We are spending five weeks exploring Fabric’s five core values. These aren’t the core values we would like, but what has been at work all along when we were at our best. This one is “Brave Uncertainty.”

January 23 - At the Core: Brave Uncertainty If there is anything you can be absolutely certain about, it is that there is very little certainty in the world. The simplest things require context - Does 2 and 2 make 4? Or 22? The point is that rather than dumbing down life and living a reasonable facsimile, as a community, Fabric has choosing reality at its core. We brave the messiness of uncertainty and in it find forgiveness, hope, mercy, and each other. Join us in it.

We all love suspense, except when the uncertainty that causes it is in our own lives.
Suspense is what happens when we brave uncertainty, one of our five core values.

TO LEARN MORE ABOUT CORE VALUES listen to the first seven minutes of last week’s podcast on “Choose Connection.” LINK. But in short:

Core Values spring from your WHY and tell you your WHAT and HOW.
We get this backwards and focus on the stuff of our lives (the WHAT) and HOW to get it, then look around for justifications (WHYs) for why it all makes sense. Your WHY should be your vision for your life and your choices, actions, and commitments should follow from that.

If uncertainty is scary, why does Fabric like to deal with it so often? 

  • The Future is uncertain, and it is unavoidable. 

  • Truth is uncertain. We can only discover it in the living out of it.

  • People are uncertain. No single explanation or story captures anyone. Relationships need to embrace the messiness of life.

Uncertainty is hard and inconvenient, but it’s where Growth happens, and we want to grow!


The Bible and other sacred texts and traditions have endured, not because they gave easy answers or certain truth, but because they help us live with the uncertainty of life.

Wilderness is the metaphor for uncertainty in the Bible. And there is a lot of it in the Bible!

Israel spent 40 years in the wilderness to become who they were to be.
Jesus spent 40 days in the wilderness to become who he was to be.

Braving Uncertainty isn’t counter cultural like Choosing Connection, it’s just scary!

Watch Isaac Lidsky’s 2016 TED Talk on fear and the unknown. He tells us how our brains are flooded with fear when we are faced with what we don’t know overwhelming reason. We then imagine the worse and are willing to accept what we know even if we don’t like it. He calls this, “Awfulizing.”

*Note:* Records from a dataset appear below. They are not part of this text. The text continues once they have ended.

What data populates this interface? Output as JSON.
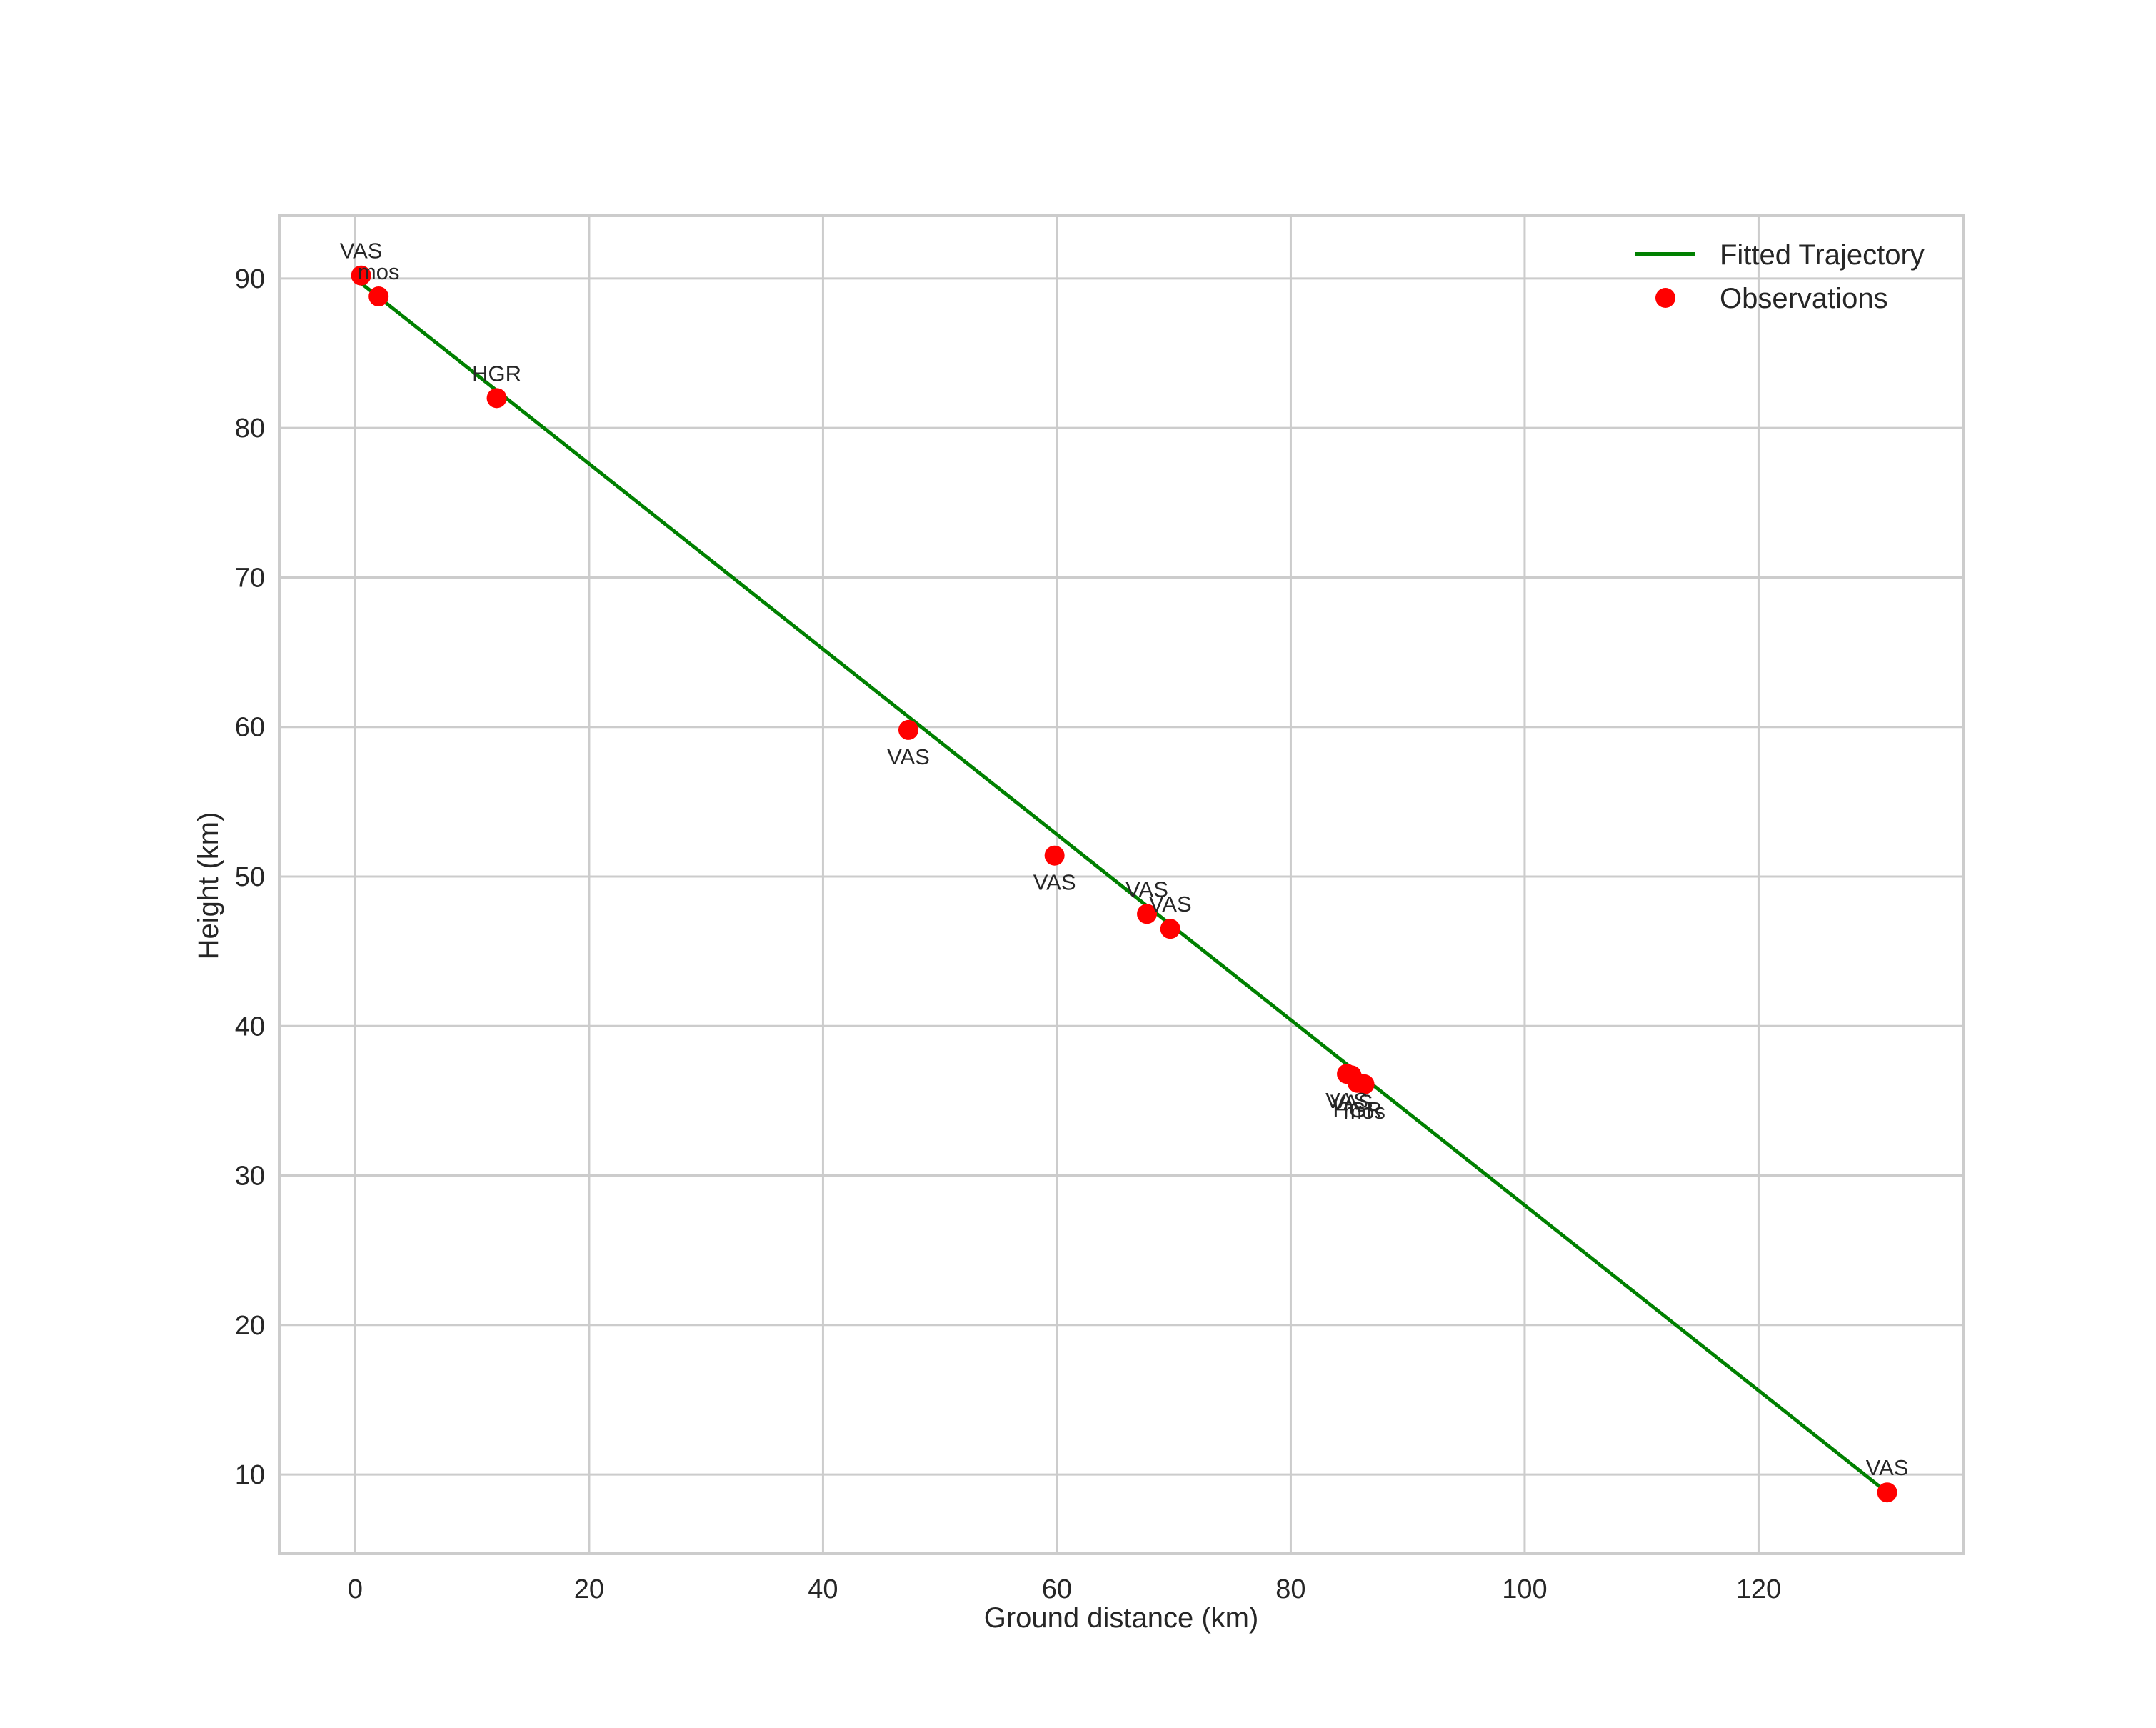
{
  "chart_data": {
    "type": "scatter",
    "title": "",
    "xlabel": "Ground distance (km)",
    "ylabel": "Height (km)",
    "xlim": [
      -6.5,
      137.5
    ],
    "ylim": [
      4.7,
      94.2
    ],
    "xticks": [
      0,
      20,
      40,
      60,
      80,
      100,
      120
    ],
    "yticks": [
      10,
      20,
      30,
      40,
      50,
      60,
      70,
      80,
      90
    ],
    "grid": true,
    "legend_position": "upper right",
    "series": [
      {
        "name": "Fitted Trajectory",
        "kind": "line",
        "color": "#008000",
        "x": [
          0.0,
          131.0
        ],
        "y": [
          90.0,
          8.8
        ]
      },
      {
        "name": "Observations",
        "kind": "scatter",
        "color": "#ff0000",
        "points": [
          {
            "x": 0.5,
            "y": 90.2,
            "label": "VAS",
            "label_pos": "above"
          },
          {
            "x": 2.0,
            "y": 88.8,
            "label": "mos",
            "label_pos": "above"
          },
          {
            "x": 12.1,
            "y": 82.0,
            "label": "HGR",
            "label_pos": "above"
          },
          {
            "x": 47.3,
            "y": 59.8,
            "label": "VAS",
            "label_pos": "below"
          },
          {
            "x": 59.8,
            "y": 51.4,
            "label": "VAS",
            "label_pos": "below"
          },
          {
            "x": 67.7,
            "y": 47.5,
            "label": "VAS",
            "label_pos": "above"
          },
          {
            "x": 69.7,
            "y": 46.5,
            "label": "VAS",
            "label_pos": "above"
          },
          {
            "x": 84.8,
            "y": 36.8,
            "label": "VAS",
            "label_pos": "below"
          },
          {
            "x": 85.2,
            "y": 36.7,
            "label": "VAS",
            "label_pos": "below"
          },
          {
            "x": 85.7,
            "y": 36.2,
            "label": "HGR",
            "label_pos": "below"
          },
          {
            "x": 86.3,
            "y": 36.1,
            "label": "mos",
            "label_pos": "below"
          },
          {
            "x": 131.0,
            "y": 8.8,
            "label": "VAS",
            "label_pos": "above"
          }
        ]
      }
    ]
  },
  "legend": {
    "items": [
      {
        "label": "Fitted Trajectory",
        "type": "line",
        "color": "#008000"
      },
      {
        "label": "Observations",
        "type": "marker",
        "color": "#ff0000"
      }
    ]
  },
  "axes": {
    "xlabel": "Ground distance (km)",
    "ylabel": "Height (km)"
  }
}
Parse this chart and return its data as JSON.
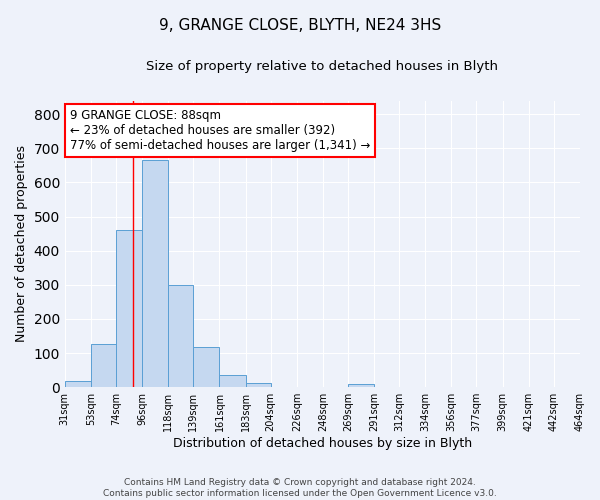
{
  "title": "9, GRANGE CLOSE, BLYTH, NE24 3HS",
  "subtitle": "Size of property relative to detached houses in Blyth",
  "xlabel": "Distribution of detached houses by size in Blyth",
  "ylabel": "Number of detached properties",
  "bar_edges": [
    31,
    53,
    74,
    96,
    118,
    139,
    161,
    183,
    204,
    226,
    248,
    269,
    291,
    312,
    334,
    356,
    377,
    399,
    421,
    442,
    464
  ],
  "bar_heights": [
    18,
    128,
    460,
    665,
    300,
    117,
    35,
    12,
    0,
    0,
    0,
    8,
    0,
    0,
    0,
    0,
    0,
    0,
    0,
    0
  ],
  "bar_color": "#c5d8f0",
  "bar_edge_color": "#5a9fd4",
  "property_line_x": 88,
  "property_line_color": "red",
  "annotation_text": "9 GRANGE CLOSE: 88sqm\n← 23% of detached houses are smaller (392)\n77% of semi-detached houses are larger (1,341) →",
  "annotation_box_color": "white",
  "annotation_box_edge_color": "red",
  "ylim": [
    0,
    840
  ],
  "yticks": [
    0,
    100,
    200,
    300,
    400,
    500,
    600,
    700,
    800
  ],
  "tick_labels": [
    "31sqm",
    "53sqm",
    "74sqm",
    "96sqm",
    "118sqm",
    "139sqm",
    "161sqm",
    "183sqm",
    "204sqm",
    "226sqm",
    "248sqm",
    "269sqm",
    "291sqm",
    "312sqm",
    "334sqm",
    "356sqm",
    "377sqm",
    "399sqm",
    "421sqm",
    "442sqm",
    "464sqm"
  ],
  "footer_line1": "Contains HM Land Registry data © Crown copyright and database right 2024.",
  "footer_line2": "Contains public sector information licensed under the Open Government Licence v3.0.",
  "bg_color": "#eef2fa",
  "grid_color": "#ffffff",
  "title_fontsize": 11,
  "subtitle_fontsize": 9.5,
  "axis_label_fontsize": 9,
  "tick_fontsize": 7,
  "footer_fontsize": 6.5,
  "annotation_fontsize": 8.5
}
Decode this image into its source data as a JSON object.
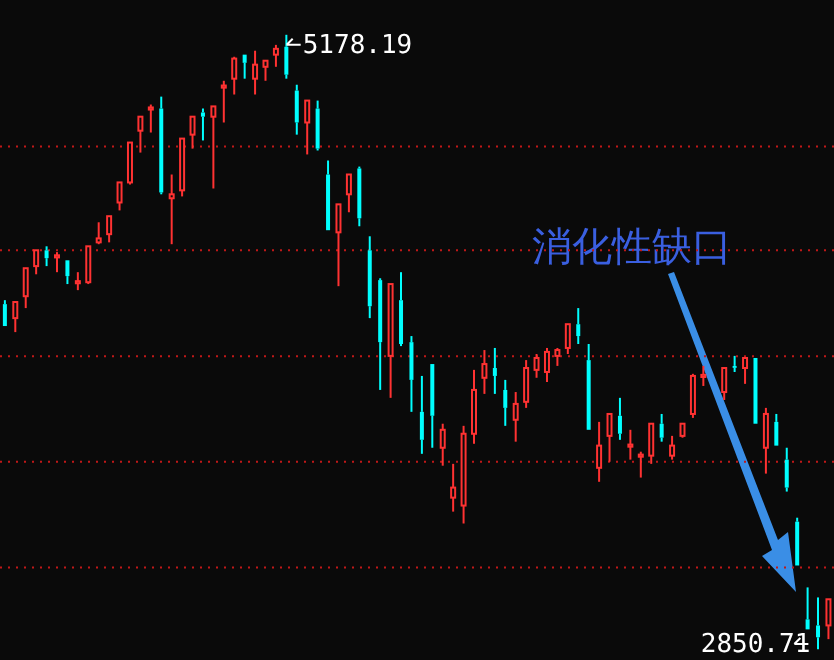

That’s why we need to “brave” uncertainty. That doesn’t mean we can’t be afraid. Bravery assumes fear, it just chooses to move forward anyway.

Cara E. Yar Khan explains how fear and bravery work together to make better choices when dealing with uncertainty.

Fear reminds us to be careful as we step into the unknown. 
Bravery makes sure we will set foot in the unknown.

To help us Brave Uncertainty Fabric helps us deal with uncertainty and fear by looking at how we can insert a Growth Zone between our Comfort and Danger Zone.

What is a Danger Zone and what is in yours?

What is a Comfort Zone?

What is a Growth Zone?

These images will help you follow the conversation in the podcast. 
Imagine how they apply to some uncertainty that you fear in your life.

Here is something to try this week that can help you Brave Uncertainty.

Pick out something that feels threatening, scary, uncertain in your life. It’s in your Danger Zone and you are probably avoiding it.

With the support of the 3 Ps (People, Perspective, Practice) claim a piece of that Danger Zone for your Growth Zone. 

Start slow, start small, but make a plan for how to deal with that one piece you’ve chosen and use the 3 P’s to stick with it until it is comfortable enough to reach even deeper into your Danger Zone for the next piece.